Introduction of Taikangti Poetry Style

Taikangti

Literary period: the literature of Wei, Jin, Southern and Northern Dynasties refers to a poetic style or style in the Western Jin Dynasty. Taikang (280 ~ 289) is the title of Sima Yan, the emperor of the Western Jin Dynasty. The name "Tai Kang Ti" was first seen in Song Dynasty's Canglang Poetry. Yan said that this is based on Liang Zhongrong's poem, "In Taikang, there are three (Zhang Zai, Zhang Xie,), two land (Lu Ji,), two pan (Pan Yue, Pan Ni), one left (Zuo Si), the revival of Bohr, following the former prince of Wu, and ZTE articles." Zhong Rong's theory is an overview of the poetic style in the early and middle period of the Western Jin Dynasty. Yan Yu clearly refers to the poetic style represented by Zuo Si and Pan Yue in Taikang period, that is, what he called "discrimination is a language". Before and after Taikang, the literary world in the Western Jin Dynasty was relatively prosperous, and many writers had many masterpieces handed down from generation to generation. Taikang's poems are generally represented by Lu Ji and Pan Yue.

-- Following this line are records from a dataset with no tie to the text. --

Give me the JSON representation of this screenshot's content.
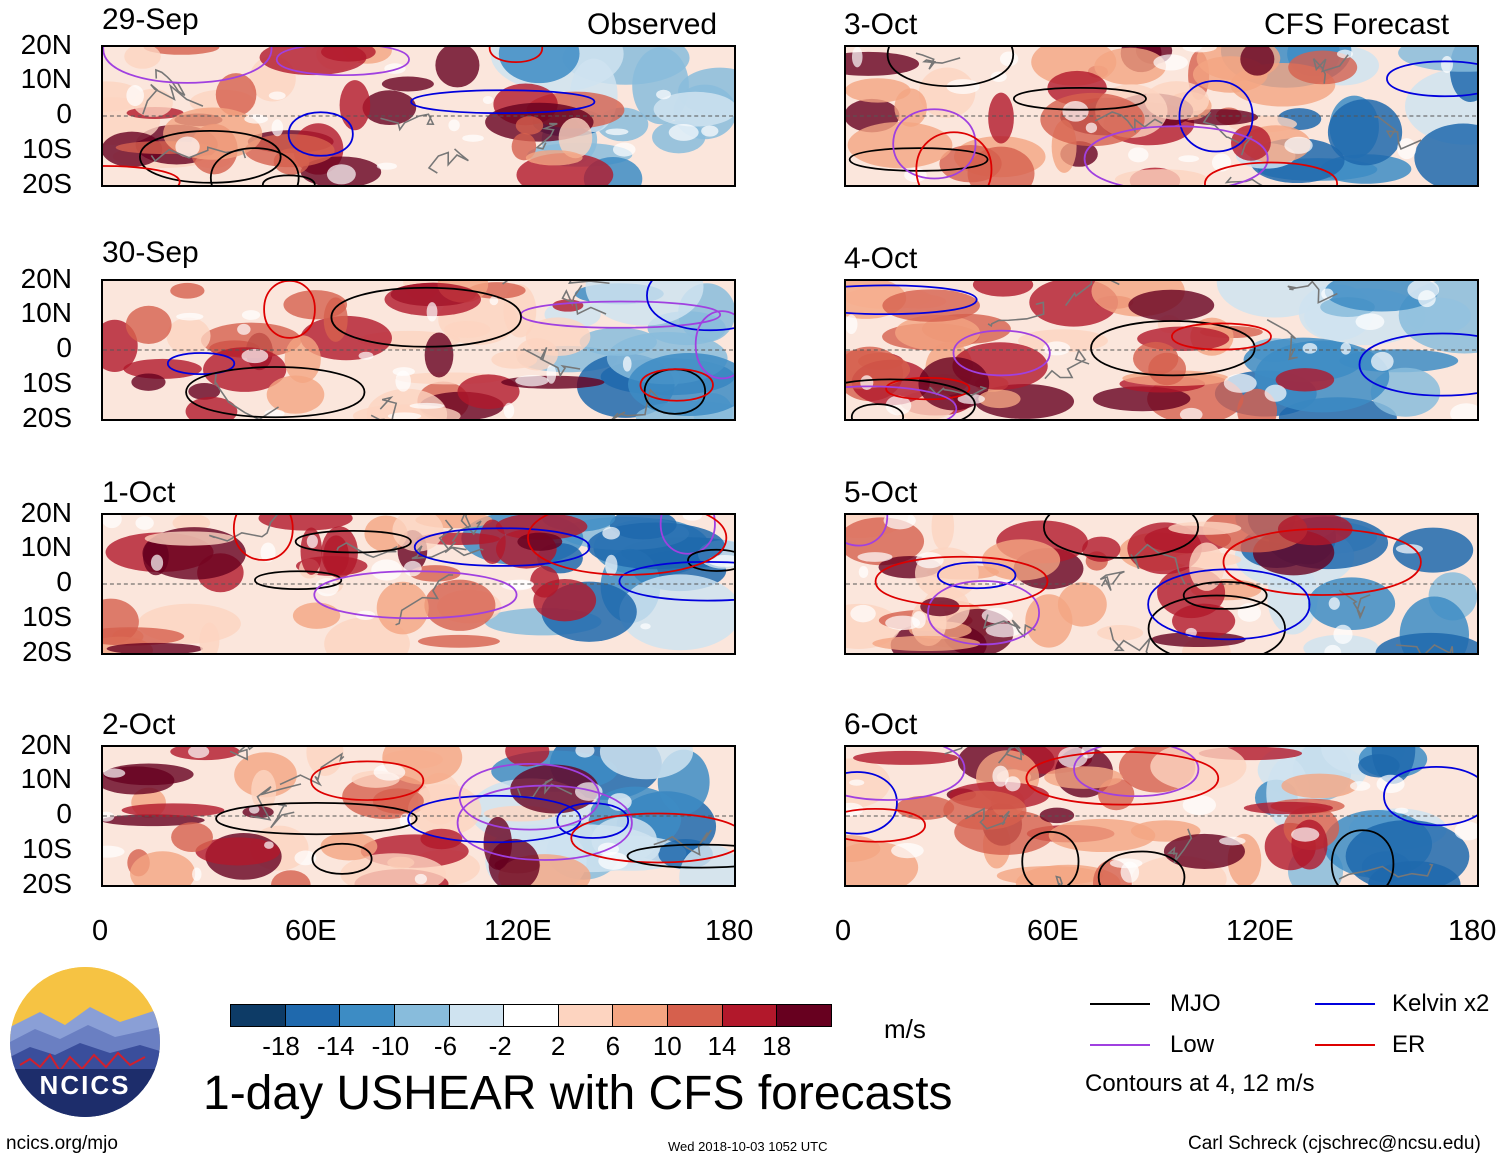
{
  "header": {
    "observed_label": "Observed",
    "forecast_label": "CFS Forecast"
  },
  "observed_panels": [
    {
      "date": "29-Sep"
    },
    {
      "date": "30-Sep"
    },
    {
      "date": "1-Oct"
    },
    {
      "date": "2-Oct"
    }
  ],
  "forecast_panels": [
    {
      "date": "3-Oct"
    },
    {
      "date": "4-Oct"
    },
    {
      "date": "5-Oct"
    },
    {
      "date": "6-Oct"
    }
  ],
  "lat_labels": [
    "20N",
    "10N",
    "0",
    "10S",
    "20S"
  ],
  "lon_labels": [
    "0",
    "60E",
    "120E",
    "180"
  ],
  "colorbar": {
    "colors": [
      "#0d3b66",
      "#1f69ad",
      "#3d8cc4",
      "#88bcdc",
      "#cfe3f0",
      "#ffffff",
      "#fdd4c0",
      "#f4a582",
      "#d6604d",
      "#b2182b",
      "#67001f"
    ],
    "ticks": [
      "-18",
      "-14",
      "-10",
      "-6",
      "-2",
      "2",
      "6",
      "10",
      "14",
      "18"
    ],
    "unit": "m/s"
  },
  "title": "1-day USHEAR with CFS forecasts",
  "legend": {
    "items": [
      {
        "label": "MJO",
        "color": "#000000"
      },
      {
        "label": "Kelvin x2",
        "color": "#0000dd"
      },
      {
        "label": "Low",
        "color": "#a040e0"
      },
      {
        "label": "ER",
        "color": "#dd0000"
      }
    ],
    "note": "Contours at 4, 12 m/s"
  },
  "logo_text": "NCICS",
  "footer": {
    "site": "ncics.org/mjo",
    "timestamp": "Wed 2018-10-03 1052 UTC",
    "author": "Carl Schreck (cjschrec@ncsu.edu)"
  }
}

Their poems pay more attention to the pursuit of artistic forms, pay attention to gorgeous rhetoric and neat antithesis, and are "rich in ideas, rich in prose and beautiful in combination" (Song Lingyun Biography). Although the technique of poetry is more exquisite, it sometimes pursues form too much, and often loses itself in carving and becomes sluggish in brushwork. In a word, the general style of poets in this period is "to adopt its beginning, be softer than Jian 'an, or to analyze its writing as a wonderful thing, or to drift away" (Shi Ming, Carving Dragons with Literary Mind).